Monday, May 6

Alton Brown's "40 Cloves and a Chicken" Recipe

I've had this recipe in my "to try" queue for a while now, and decided to give it a go on a cheery, beautiful Sunday afternoon.  I had originally planned to just roast the chicken, but then thought, 'Hey. Why not, jack?'  Duck Dynasty is a great show.
The recipe requires olive oil, salt, pepper, rosemary, and garlic.  It requires the chicken to be cut into 8 pieces.  I should mention here that I've never cut up a chicken before.  A rabbit, yes.  A chicken, no--I just roast them whole, or buy pre-cut chicken from the store.  The rabbit was part of a program at the McKinnis house, and wasn't that hard to cut--it had already been skinned, so it just needed to be cut into pieces.  Chickens, on the other hand, still have the skin on, and that just makes everything more slippery and, well, icky.  But after much weeping and gnashing of teeth on the chicken's part, I won, and the chicken became eight pieces. 
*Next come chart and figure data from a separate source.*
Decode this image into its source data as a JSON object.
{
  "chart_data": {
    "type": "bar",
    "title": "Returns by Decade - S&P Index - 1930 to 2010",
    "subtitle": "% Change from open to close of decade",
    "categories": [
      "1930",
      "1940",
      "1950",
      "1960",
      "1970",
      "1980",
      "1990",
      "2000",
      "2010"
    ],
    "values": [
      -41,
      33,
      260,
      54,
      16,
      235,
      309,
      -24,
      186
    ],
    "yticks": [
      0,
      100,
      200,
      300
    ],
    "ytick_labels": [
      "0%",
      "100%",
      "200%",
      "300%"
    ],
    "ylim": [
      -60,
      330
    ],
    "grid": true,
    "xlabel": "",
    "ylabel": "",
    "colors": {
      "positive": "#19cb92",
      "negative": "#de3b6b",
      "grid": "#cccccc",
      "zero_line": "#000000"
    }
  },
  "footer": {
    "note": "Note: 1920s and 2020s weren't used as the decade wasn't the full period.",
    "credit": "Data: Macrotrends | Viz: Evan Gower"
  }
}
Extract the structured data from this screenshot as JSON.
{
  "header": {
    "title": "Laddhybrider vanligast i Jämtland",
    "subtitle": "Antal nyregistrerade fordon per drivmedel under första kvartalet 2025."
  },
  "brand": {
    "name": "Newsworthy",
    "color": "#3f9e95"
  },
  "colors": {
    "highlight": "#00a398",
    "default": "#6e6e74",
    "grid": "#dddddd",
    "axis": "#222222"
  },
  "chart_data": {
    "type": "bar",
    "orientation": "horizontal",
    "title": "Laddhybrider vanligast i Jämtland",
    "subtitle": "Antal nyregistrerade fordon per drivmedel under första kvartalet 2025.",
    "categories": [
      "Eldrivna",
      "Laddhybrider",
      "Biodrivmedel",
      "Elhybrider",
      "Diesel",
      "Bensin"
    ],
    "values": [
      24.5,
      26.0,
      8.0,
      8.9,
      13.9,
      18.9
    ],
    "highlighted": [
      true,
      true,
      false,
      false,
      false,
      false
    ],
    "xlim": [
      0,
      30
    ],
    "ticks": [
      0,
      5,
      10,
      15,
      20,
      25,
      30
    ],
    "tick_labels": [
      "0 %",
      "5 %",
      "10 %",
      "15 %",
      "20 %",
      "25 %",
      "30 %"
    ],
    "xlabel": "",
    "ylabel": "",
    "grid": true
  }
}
This is really an easy recipe.  The hard part was peeling forty cloves of garlic, but thanks to a trusty garlic peeler tube thingy that my mother-in-law gave me a long time ago, even that went pretty quickly.  I love the smell of fresh garlic!  And I fear no vampires now (not that I ever have).
You basically cut up a whole chicken into 8 pieces.  I removed the skin on all of the pieces except the wings, since neither my husband nor I like chicken skin, but chicken wings are hard to remove the skin from.
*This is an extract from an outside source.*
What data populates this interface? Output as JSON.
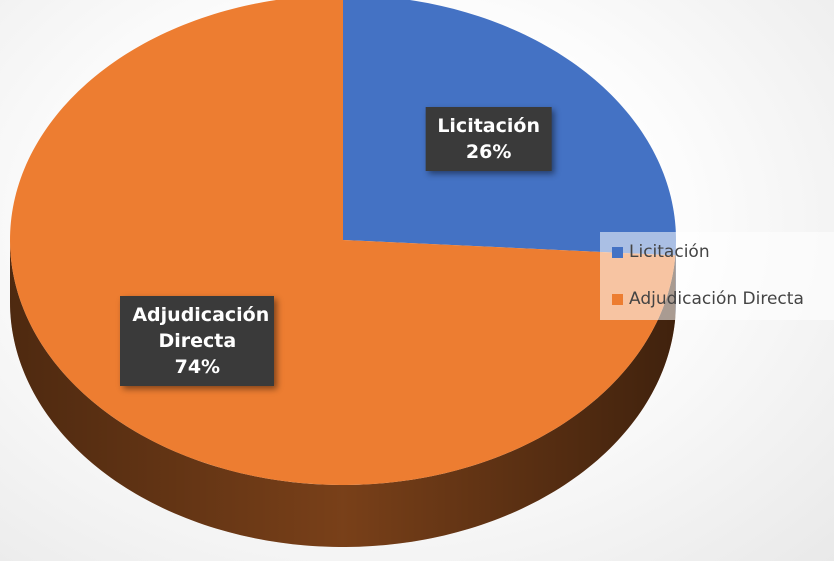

Then, you peel 40 cloves of garlic and set them aside.
Salt and pepper the chicken pieces.  Brown the chicken in two tablespoons of olive oil, and then move the pieces to an oven-safe baking dish.  Everything I have is too small for holding a whole cut-up chicken.  Guess I'll have to go shopping soon.
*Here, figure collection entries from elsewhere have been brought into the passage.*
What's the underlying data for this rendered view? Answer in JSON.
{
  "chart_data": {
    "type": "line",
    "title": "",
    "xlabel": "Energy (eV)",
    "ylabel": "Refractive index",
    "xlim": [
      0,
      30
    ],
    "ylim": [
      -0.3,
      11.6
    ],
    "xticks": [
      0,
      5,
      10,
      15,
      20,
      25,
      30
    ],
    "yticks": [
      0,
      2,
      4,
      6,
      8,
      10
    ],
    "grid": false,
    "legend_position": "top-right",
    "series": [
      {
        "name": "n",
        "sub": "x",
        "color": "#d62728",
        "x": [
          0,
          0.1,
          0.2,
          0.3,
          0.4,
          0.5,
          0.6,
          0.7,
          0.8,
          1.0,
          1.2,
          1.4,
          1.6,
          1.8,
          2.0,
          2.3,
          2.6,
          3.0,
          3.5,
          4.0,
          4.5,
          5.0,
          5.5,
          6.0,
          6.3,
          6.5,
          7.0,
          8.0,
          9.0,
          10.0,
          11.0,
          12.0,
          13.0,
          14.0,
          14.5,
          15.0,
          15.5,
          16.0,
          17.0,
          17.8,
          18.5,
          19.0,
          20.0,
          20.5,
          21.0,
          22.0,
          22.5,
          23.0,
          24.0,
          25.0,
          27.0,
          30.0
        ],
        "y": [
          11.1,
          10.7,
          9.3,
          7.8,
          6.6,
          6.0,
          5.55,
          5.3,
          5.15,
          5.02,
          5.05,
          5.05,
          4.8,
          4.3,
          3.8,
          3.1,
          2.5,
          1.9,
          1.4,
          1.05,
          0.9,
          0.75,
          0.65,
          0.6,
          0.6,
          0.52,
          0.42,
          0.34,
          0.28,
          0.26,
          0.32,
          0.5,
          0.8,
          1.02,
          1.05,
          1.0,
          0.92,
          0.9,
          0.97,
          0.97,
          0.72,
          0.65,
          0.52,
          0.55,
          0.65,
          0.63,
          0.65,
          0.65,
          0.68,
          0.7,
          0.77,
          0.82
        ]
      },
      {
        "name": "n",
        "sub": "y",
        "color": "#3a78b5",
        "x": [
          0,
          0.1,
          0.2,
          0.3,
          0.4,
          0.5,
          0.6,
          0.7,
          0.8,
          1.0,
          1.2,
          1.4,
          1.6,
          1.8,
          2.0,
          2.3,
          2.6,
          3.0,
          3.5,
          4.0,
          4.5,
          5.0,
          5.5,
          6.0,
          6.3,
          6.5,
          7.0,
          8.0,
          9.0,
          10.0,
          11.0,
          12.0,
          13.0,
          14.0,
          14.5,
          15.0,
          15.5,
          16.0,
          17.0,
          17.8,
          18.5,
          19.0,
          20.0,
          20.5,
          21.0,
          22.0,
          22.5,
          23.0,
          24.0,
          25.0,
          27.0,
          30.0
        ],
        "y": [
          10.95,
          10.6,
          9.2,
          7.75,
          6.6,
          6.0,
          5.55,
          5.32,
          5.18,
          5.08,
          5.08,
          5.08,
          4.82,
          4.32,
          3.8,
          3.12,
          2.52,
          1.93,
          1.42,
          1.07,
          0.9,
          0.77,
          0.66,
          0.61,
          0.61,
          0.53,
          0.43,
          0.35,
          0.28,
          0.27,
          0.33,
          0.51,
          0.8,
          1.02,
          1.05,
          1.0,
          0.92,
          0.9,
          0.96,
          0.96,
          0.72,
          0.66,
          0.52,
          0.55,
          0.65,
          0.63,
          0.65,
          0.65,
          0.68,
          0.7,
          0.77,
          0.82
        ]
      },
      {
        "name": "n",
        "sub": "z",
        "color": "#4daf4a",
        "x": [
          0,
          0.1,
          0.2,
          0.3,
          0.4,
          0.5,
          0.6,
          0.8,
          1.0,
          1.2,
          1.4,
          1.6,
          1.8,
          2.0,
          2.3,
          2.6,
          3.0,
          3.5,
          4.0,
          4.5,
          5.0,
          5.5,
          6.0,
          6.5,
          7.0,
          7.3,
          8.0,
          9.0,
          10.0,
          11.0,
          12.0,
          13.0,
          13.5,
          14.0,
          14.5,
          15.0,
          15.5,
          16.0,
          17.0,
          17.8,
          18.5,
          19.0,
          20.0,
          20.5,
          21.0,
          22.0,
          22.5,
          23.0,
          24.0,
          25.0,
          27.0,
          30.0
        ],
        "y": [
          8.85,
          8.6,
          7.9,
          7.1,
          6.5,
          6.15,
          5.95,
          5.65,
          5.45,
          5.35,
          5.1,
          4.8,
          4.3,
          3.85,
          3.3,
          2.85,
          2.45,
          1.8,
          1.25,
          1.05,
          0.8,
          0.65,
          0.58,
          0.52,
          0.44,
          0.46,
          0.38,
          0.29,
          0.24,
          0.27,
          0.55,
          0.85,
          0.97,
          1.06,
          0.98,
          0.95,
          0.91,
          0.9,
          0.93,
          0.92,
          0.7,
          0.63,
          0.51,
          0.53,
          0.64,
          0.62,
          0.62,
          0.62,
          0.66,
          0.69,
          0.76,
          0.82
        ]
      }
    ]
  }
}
Pour a half of a cup of olive oil into the baking dish, then add 10 sprigs of fresh rosemary (which I didn't have, so I just sprinkled some of my dry rosemary over the chicken), and add the garlic cloves.
Bake at 350 degrees for 1 1/2 hours, until the chicken is cooked through but still tender.  Goes great with mashed potatoes and fresh green beans.  Everything about this recipe is just so easy!